À partir du 1er février, le gouvernement français prévoit une baisse des tarifs d'abonnement à l'électricité, mais celle-ci s'avère modestement symbolique, estimée entre 10 et 12 euros par an pour les ménages. Selon une déclaration du ministre de l’Économie, Roland Lescure, cette réduction se chiffrera à 5 % par an, apportant une économie potentielle de jusqu'à 200 euros annuels pour les professionnels, comme les boulangers.
Dans une interview accordée au Parisien, Lescure a précisé que cette mesure ne remettait pas en question le système de tarification énergétique, affirmant : « Ce n’est pas une révolution, mais c’est un réel changement. » Cette initiative représente une diminution de 1 % sur la facture annuelle d’électricité, ce qui, selon les experts, laisse les consommateurs sur leur faim.

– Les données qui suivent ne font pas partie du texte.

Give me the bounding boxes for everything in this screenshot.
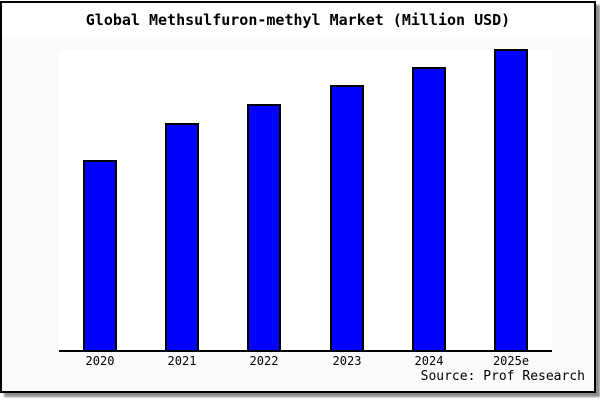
plot-area (59, 49, 552, 352)
x-tick-label-2022: 2022 (249, 354, 279, 368)
x-tick-label-2020: 2020 (85, 354, 115, 368)
bar-2021 (165, 123, 199, 350)
x-tick-label-2024: 2024 (414, 354, 444, 368)
bar-2022 (247, 104, 281, 350)
x-tick-label-2021: 2021 (167, 354, 197, 368)
bar-2024 (412, 67, 446, 350)
bar-2025e (494, 49, 528, 350)
bar-2020 (83, 160, 117, 350)
source-credit: Source: Prof Research (420, 369, 585, 384)
x-tick-label-2025e: 2025e (492, 354, 530, 368)
chart-title-band: Global Methsulfuron-methyl Market (Milli… (2, 3, 594, 37)
bar-2023 (330, 85, 364, 350)
x-tick-label-2023: 2023 (332, 354, 362, 368)
x-axis-labels: 2020 2021 2022 2023 2024 2025e (59, 354, 552, 369)
chart-card: Global Methsulfuron-methyl Market (Milli… (0, 1, 596, 393)
chart-title: Global Methsulfuron-methyl Market (Milli… (85, 11, 511, 29)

« La situation fiscale laisse peu de marges de manœuvre », a souligné Lescure. Le gouvernement avait plusieurs options : diminuer l'accise sur l'électricité, réduire la TVA, ou modifier la contribution tarifaire d'approvisionnement (CTA). Cette dernière, créée pour financer les régimes spéciaux des employés électriques et gaziers, était jugée trop lucrative ces dernières années. Deux milliards d'euros sont générés par cette taxe chaque année, avec des prévisions de surplus atteignant 7 milliards d'euros d'ici 2030. En optant pour cette approche, le ministre a évité d'impacter directement les finances publiques, rendant cette décision immédiatement applicable sans nécessiter de débat parlementaire.
À noter que certains acteurs du secteur, comme Fabrice Coudour, secrétaire général de la FNME-CGT, ont salué cette démarche en la qualifiant de « mesure juste ». Cependant, Coudour a également exprimé des regret concernant le fait que le gouvernement aurait dû envisager une TVA réduite pour le gaz et l'électricité, soulignant que près de 13 millions de Français souffrent de précarité énergétique. Pour lui, abattre la TVA à 5,5 % sur l'énergie aurait pu signifier des économies substantielles pour de nombreuses familles.

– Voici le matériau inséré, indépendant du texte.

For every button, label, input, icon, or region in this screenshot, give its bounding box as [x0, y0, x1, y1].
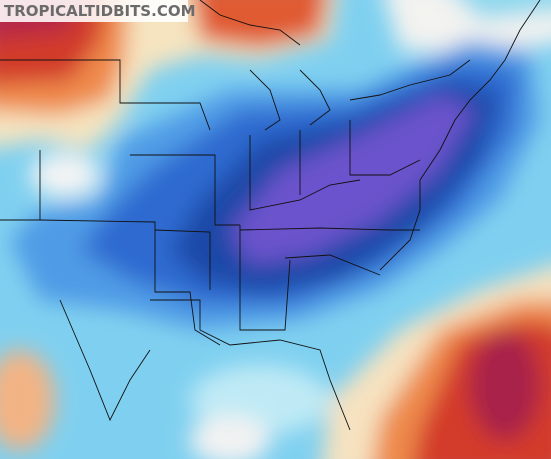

Enfin, le débat autour des ajustements de la tarification énergétique demeure vif, alors que des mesures comme celles proposées par le rapporteur au Sénat, Jean-François Husson, visent à taxer plus lourdement les énergies fossiles pour encourager une transition vers l'électrification. Ce débat est à suivre de près, car les décisions gouvernementales sur la fiscalité de l'énergie continueront de jouer un rôle crucial dans le soutien économique des Français face à l'inflation croissante.